[10] See _ibid._ At his execution, Gardiner says, he confessed that he
had been the death of 220 witches in Scotland and England. Either the
man was guilty of unseemly and boastful lying, which is very likely, or
Scotland was indeed badly "infested." See above, note 1.
[11] This narrative is contained in _Wonderfull News from the North, Or
a True Relation of the Sad and Grievous Torments Inflicted upon ...
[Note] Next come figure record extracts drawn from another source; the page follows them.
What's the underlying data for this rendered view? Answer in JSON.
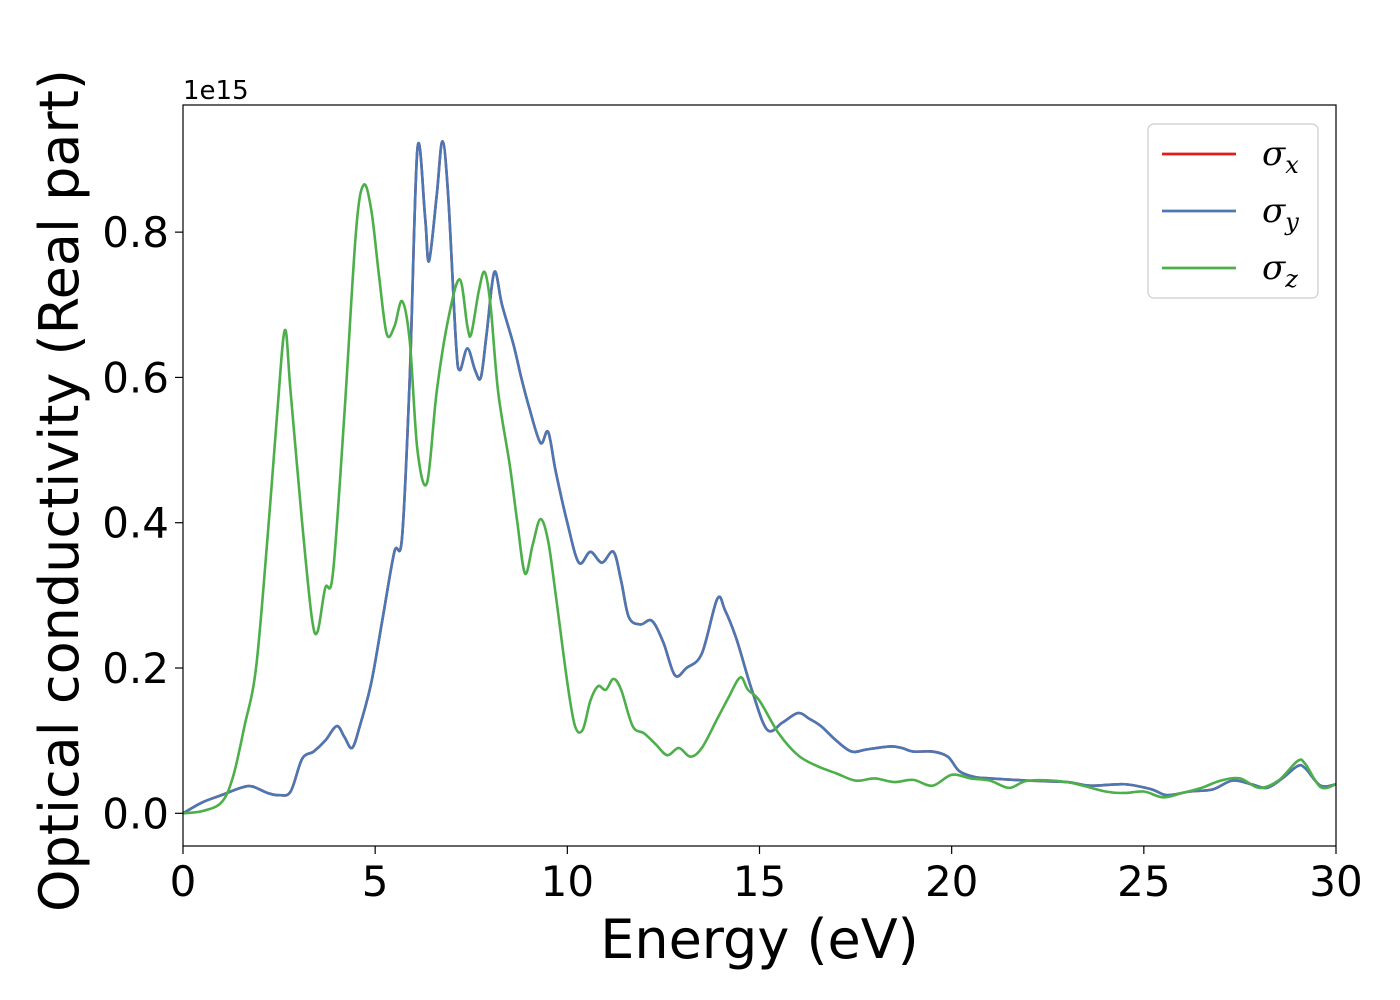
{
  "chart_data": {
    "type": "line",
    "xlabel": "Energy (eV)",
    "ylabel": "Optical conductivity (Real part)",
    "y_offset_label": "1e15",
    "xlim": [
      0,
      30
    ],
    "ylim": [
      -0.045,
      0.975
    ],
    "xticks": [
      0,
      5,
      10,
      15,
      20,
      25,
      30
    ],
    "yticks": [
      0.0,
      0.2,
      0.4,
      0.6,
      0.8
    ],
    "ytick_labels": [
      "0.0",
      "0.2",
      "0.4",
      "0.6",
      "0.8"
    ],
    "grid": false,
    "legend_position": "top-right",
    "series": [
      {
        "name": "σx",
        "symbol": "σ",
        "subscript": "x",
        "color": "#e41a1c",
        "points": [
          [
            0,
            0
          ],
          [
            0.5,
            0.015
          ],
          [
            1,
            0.025
          ],
          [
            1.5,
            0.035
          ],
          [
            1.8,
            0.037
          ],
          [
            2.2,
            0.028
          ],
          [
            2.5,
            0.025
          ],
          [
            2.8,
            0.03
          ],
          [
            3.1,
            0.075
          ],
          [
            3.4,
            0.085
          ],
          [
            3.7,
            0.1
          ],
          [
            4.0,
            0.12
          ],
          [
            4.2,
            0.105
          ],
          [
            4.4,
            0.09
          ],
          [
            4.6,
            0.12
          ],
          [
            4.9,
            0.18
          ],
          [
            5.2,
            0.27
          ],
          [
            5.5,
            0.36
          ],
          [
            5.7,
            0.38
          ],
          [
            5.9,
            0.6
          ],
          [
            6.1,
            0.915
          ],
          [
            6.3,
            0.82
          ],
          [
            6.4,
            0.76
          ],
          [
            6.6,
            0.85
          ],
          [
            6.75,
            0.925
          ],
          [
            6.9,
            0.85
          ],
          [
            7.1,
            0.65
          ],
          [
            7.2,
            0.61
          ],
          [
            7.4,
            0.64
          ],
          [
            7.6,
            0.61
          ],
          [
            7.75,
            0.6
          ],
          [
            7.9,
            0.66
          ],
          [
            8.1,
            0.745
          ],
          [
            8.3,
            0.7
          ],
          [
            8.6,
            0.645
          ],
          [
            8.8,
            0.6
          ],
          [
            9.0,
            0.56
          ],
          [
            9.3,
            0.51
          ],
          [
            9.5,
            0.525
          ],
          [
            9.7,
            0.47
          ],
          [
            10.0,
            0.4
          ],
          [
            10.3,
            0.345
          ],
          [
            10.6,
            0.36
          ],
          [
            10.9,
            0.345
          ],
          [
            11.2,
            0.36
          ],
          [
            11.4,
            0.32
          ],
          [
            11.6,
            0.27
          ],
          [
            11.9,
            0.26
          ],
          [
            12.2,
            0.265
          ],
          [
            12.5,
            0.235
          ],
          [
            12.8,
            0.19
          ],
          [
            13.1,
            0.2
          ],
          [
            13.5,
            0.22
          ],
          [
            13.9,
            0.295
          ],
          [
            14.1,
            0.28
          ],
          [
            14.4,
            0.24
          ],
          [
            14.8,
            0.17
          ],
          [
            15.2,
            0.115
          ],
          [
            15.6,
            0.125
          ],
          [
            16.0,
            0.138
          ],
          [
            16.3,
            0.13
          ],
          [
            16.6,
            0.12
          ],
          [
            17.0,
            0.1
          ],
          [
            17.4,
            0.085
          ],
          [
            17.8,
            0.088
          ],
          [
            18.4,
            0.092
          ],
          [
            18.7,
            0.09
          ],
          [
            19.0,
            0.085
          ],
          [
            19.5,
            0.085
          ],
          [
            19.9,
            0.078
          ],
          [
            20.2,
            0.058
          ],
          [
            20.6,
            0.05
          ],
          [
            21.0,
            0.048
          ],
          [
            22.0,
            0.045
          ],
          [
            23.0,
            0.043
          ],
          [
            23.6,
            0.038
          ],
          [
            24.5,
            0.04
          ],
          [
            25.2,
            0.033
          ],
          [
            25.6,
            0.025
          ],
          [
            26.2,
            0.03
          ],
          [
            26.8,
            0.033
          ],
          [
            27.3,
            0.045
          ],
          [
            27.8,
            0.04
          ],
          [
            28.2,
            0.035
          ],
          [
            28.6,
            0.048
          ],
          [
            29.0,
            0.065
          ],
          [
            29.2,
            0.062
          ],
          [
            29.6,
            0.038
          ],
          [
            30.0,
            0.04
          ]
        ]
      },
      {
        "name": "σy",
        "symbol": "σ",
        "subscript": "y",
        "color": "#4a78b4",
        "points": [
          [
            0,
            0
          ],
          [
            0.5,
            0.015
          ],
          [
            1,
            0.025
          ],
          [
            1.5,
            0.035
          ],
          [
            1.8,
            0.037
          ],
          [
            2.2,
            0.028
          ],
          [
            2.5,
            0.025
          ],
          [
            2.8,
            0.03
          ],
          [
            3.1,
            0.075
          ],
          [
            3.4,
            0.085
          ],
          [
            3.7,
            0.1
          ],
          [
            4.0,
            0.12
          ],
          [
            4.2,
            0.105
          ],
          [
            4.4,
            0.09
          ],
          [
            4.6,
            0.12
          ],
          [
            4.9,
            0.18
          ],
          [
            5.2,
            0.27
          ],
          [
            5.5,
            0.36
          ],
          [
            5.7,
            0.38
          ],
          [
            5.9,
            0.6
          ],
          [
            6.1,
            0.915
          ],
          [
            6.3,
            0.82
          ],
          [
            6.4,
            0.76
          ],
          [
            6.6,
            0.85
          ],
          [
            6.75,
            0.925
          ],
          [
            6.9,
            0.85
          ],
          [
            7.1,
            0.65
          ],
          [
            7.2,
            0.61
          ],
          [
            7.4,
            0.64
          ],
          [
            7.6,
            0.61
          ],
          [
            7.75,
            0.6
          ],
          [
            7.9,
            0.66
          ],
          [
            8.1,
            0.745
          ],
          [
            8.3,
            0.7
          ],
          [
            8.6,
            0.645
          ],
          [
            8.8,
            0.6
          ],
          [
            9.0,
            0.56
          ],
          [
            9.3,
            0.51
          ],
          [
            9.5,
            0.525
          ],
          [
            9.7,
            0.47
          ],
          [
            10.0,
            0.4
          ],
          [
            10.3,
            0.345
          ],
          [
            10.6,
            0.36
          ],
          [
            10.9,
            0.345
          ],
          [
            11.2,
            0.36
          ],
          [
            11.4,
            0.32
          ],
          [
            11.6,
            0.27
          ],
          [
            11.9,
            0.26
          ],
          [
            12.2,
            0.265
          ],
          [
            12.5,
            0.235
          ],
          [
            12.8,
            0.19
          ],
          [
            13.1,
            0.2
          ],
          [
            13.5,
            0.22
          ],
          [
            13.9,
            0.295
          ],
          [
            14.1,
            0.28
          ],
          [
            14.4,
            0.24
          ],
          [
            14.8,
            0.17
          ],
          [
            15.2,
            0.115
          ],
          [
            15.6,
            0.125
          ],
          [
            16.0,
            0.138
          ],
          [
            16.3,
            0.13
          ],
          [
            16.6,
            0.12
          ],
          [
            17.0,
            0.1
          ],
          [
            17.4,
            0.085
          ],
          [
            17.8,
            0.088
          ],
          [
            18.4,
            0.092
          ],
          [
            18.7,
            0.09
          ],
          [
            19.0,
            0.085
          ],
          [
            19.5,
            0.085
          ],
          [
            19.9,
            0.078
          ],
          [
            20.2,
            0.058
          ],
          [
            20.6,
            0.05
          ],
          [
            21.0,
            0.048
          ],
          [
            22.0,
            0.045
          ],
          [
            23.0,
            0.043
          ],
          [
            23.6,
            0.038
          ],
          [
            24.5,
            0.04
          ],
          [
            25.2,
            0.033
          ],
          [
            25.6,
            0.025
          ],
          [
            26.2,
            0.03
          ],
          [
            26.8,
            0.033
          ],
          [
            27.3,
            0.045
          ],
          [
            27.8,
            0.04
          ],
          [
            28.2,
            0.035
          ],
          [
            28.6,
            0.048
          ],
          [
            29.0,
            0.065
          ],
          [
            29.2,
            0.062
          ],
          [
            29.6,
            0.038
          ],
          [
            30.0,
            0.04
          ]
        ]
      },
      {
        "name": "σz",
        "symbol": "σ",
        "subscript": "z",
        "color": "#4daf4a",
        "points": [
          [
            0,
            0
          ],
          [
            0.5,
            0.003
          ],
          [
            1.0,
            0.015
          ],
          [
            1.3,
            0.05
          ],
          [
            1.6,
            0.12
          ],
          [
            1.9,
            0.2
          ],
          [
            2.2,
            0.38
          ],
          [
            2.45,
            0.55
          ],
          [
            2.65,
            0.665
          ],
          [
            2.8,
            0.58
          ],
          [
            3.1,
            0.4
          ],
          [
            3.35,
            0.27
          ],
          [
            3.5,
            0.25
          ],
          [
            3.7,
            0.31
          ],
          [
            3.9,
            0.33
          ],
          [
            4.2,
            0.55
          ],
          [
            4.5,
            0.8
          ],
          [
            4.7,
            0.865
          ],
          [
            4.9,
            0.83
          ],
          [
            5.1,
            0.74
          ],
          [
            5.3,
            0.66
          ],
          [
            5.5,
            0.67
          ],
          [
            5.7,
            0.705
          ],
          [
            5.9,
            0.65
          ],
          [
            6.1,
            0.5
          ],
          [
            6.35,
            0.455
          ],
          [
            6.6,
            0.58
          ],
          [
            6.9,
            0.68
          ],
          [
            7.2,
            0.735
          ],
          [
            7.4,
            0.67
          ],
          [
            7.5,
            0.66
          ],
          [
            7.7,
            0.72
          ],
          [
            7.85,
            0.745
          ],
          [
            8.0,
            0.7
          ],
          [
            8.2,
            0.58
          ],
          [
            8.5,
            0.48
          ],
          [
            8.7,
            0.4
          ],
          [
            8.9,
            0.33
          ],
          [
            9.1,
            0.37
          ],
          [
            9.3,
            0.405
          ],
          [
            9.5,
            0.375
          ],
          [
            9.7,
            0.3
          ],
          [
            10.0,
            0.18
          ],
          [
            10.2,
            0.12
          ],
          [
            10.4,
            0.115
          ],
          [
            10.6,
            0.155
          ],
          [
            10.8,
            0.175
          ],
          [
            11.0,
            0.17
          ],
          [
            11.2,
            0.185
          ],
          [
            11.4,
            0.17
          ],
          [
            11.7,
            0.12
          ],
          [
            12.0,
            0.11
          ],
          [
            12.3,
            0.095
          ],
          [
            12.6,
            0.08
          ],
          [
            12.9,
            0.09
          ],
          [
            13.2,
            0.078
          ],
          [
            13.5,
            0.09
          ],
          [
            13.9,
            0.13
          ],
          [
            14.2,
            0.16
          ],
          [
            14.5,
            0.187
          ],
          [
            14.7,
            0.17
          ],
          [
            15.0,
            0.155
          ],
          [
            15.5,
            0.11
          ],
          [
            16.0,
            0.08
          ],
          [
            16.5,
            0.065
          ],
          [
            17.0,
            0.055
          ],
          [
            17.5,
            0.045
          ],
          [
            18.0,
            0.048
          ],
          [
            18.5,
            0.043
          ],
          [
            19.0,
            0.046
          ],
          [
            19.5,
            0.038
          ],
          [
            20.0,
            0.053
          ],
          [
            20.5,
            0.048
          ],
          [
            21.0,
            0.045
          ],
          [
            21.5,
            0.035
          ],
          [
            22.0,
            0.045
          ],
          [
            23.0,
            0.043
          ],
          [
            24.0,
            0.03
          ],
          [
            24.5,
            0.028
          ],
          [
            25.0,
            0.03
          ],
          [
            25.5,
            0.022
          ],
          [
            26.0,
            0.028
          ],
          [
            26.5,
            0.035
          ],
          [
            27.0,
            0.045
          ],
          [
            27.5,
            0.048
          ],
          [
            28.0,
            0.035
          ],
          [
            28.5,
            0.045
          ],
          [
            29.0,
            0.072
          ],
          [
            29.2,
            0.068
          ],
          [
            29.6,
            0.036
          ],
          [
            30.0,
            0.04
          ]
        ]
      }
    ]
  }
}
three Children of Mr. George Muschamp ..._ (London, 1650).
[12] The story of the case was sent down to London and there published,
where it soon became a classic among the witch-believing clergy.
[13] See the two pamphlets by Edmond Bower described below in appendix
A, Sec. 5, and Henry More, _Antidote against Atheisme_, bk. III, ch. VII.
[14] Wylde was not well esteemed as a judge. On the institution of the
protectorate he was not reappointed by Cromwell.
[15] Aubrey (who had it from an eye-witness) tells us that "the crowd of
spectators made such a noise that the judge could not heare the
prisoner, nor the prisoner the judge; but the words were handed from one
to the other by Mr. R. Chandler and sometimes not truly repeated." John
Aubrey, _Remaines of Gentilisme and Judaisme ..._ (ed. J. Britten, _Folk
Lore Soc. Publications_, IV, 1881), 261.
[16] For the case see _The Tryall and Examinations of Mrs. Joan Peterson
..._; _The Witch of Wapping, or an Exact ... Relation of the ...
Practises of Joan Peterson ..._; _A Declaration in Answer to severall
lying Pamphlets concerning the Witch of Wapping ..._, (as to these
pamphlets, all printed at London in 1652, see below, appendix A, Sec. 5);
_French Intelligencer_, April 6-13, 1652; _Weekly Intelligencer_, April
6-13, 1652; _The Faithful Scout_, April 9-16, 1652; _Mercurius
Democritus_, April 7-17, 1652.
[17] The _French Intelligencer_ tells us the story of her execution:
"She seemed to be much dejected, having a melancholy aspect; she seemed
not to be much above 40 years of age, and was not in the least outwardly
deformed, as those kind of creatures usually are."
[18] For an account of this affair see _A Prodigious and Tragicall
History of the ... Condemnation of six Witches at Maidstone ..._
(London, 1652).
[19] It was "supposed," says the narrator, that nine children, besides a
man and a woman, had suffered at their hands, L500 worth of cattle had
been lost, and much corn wrecked at sea. Two of the women made
confession, but not to these things.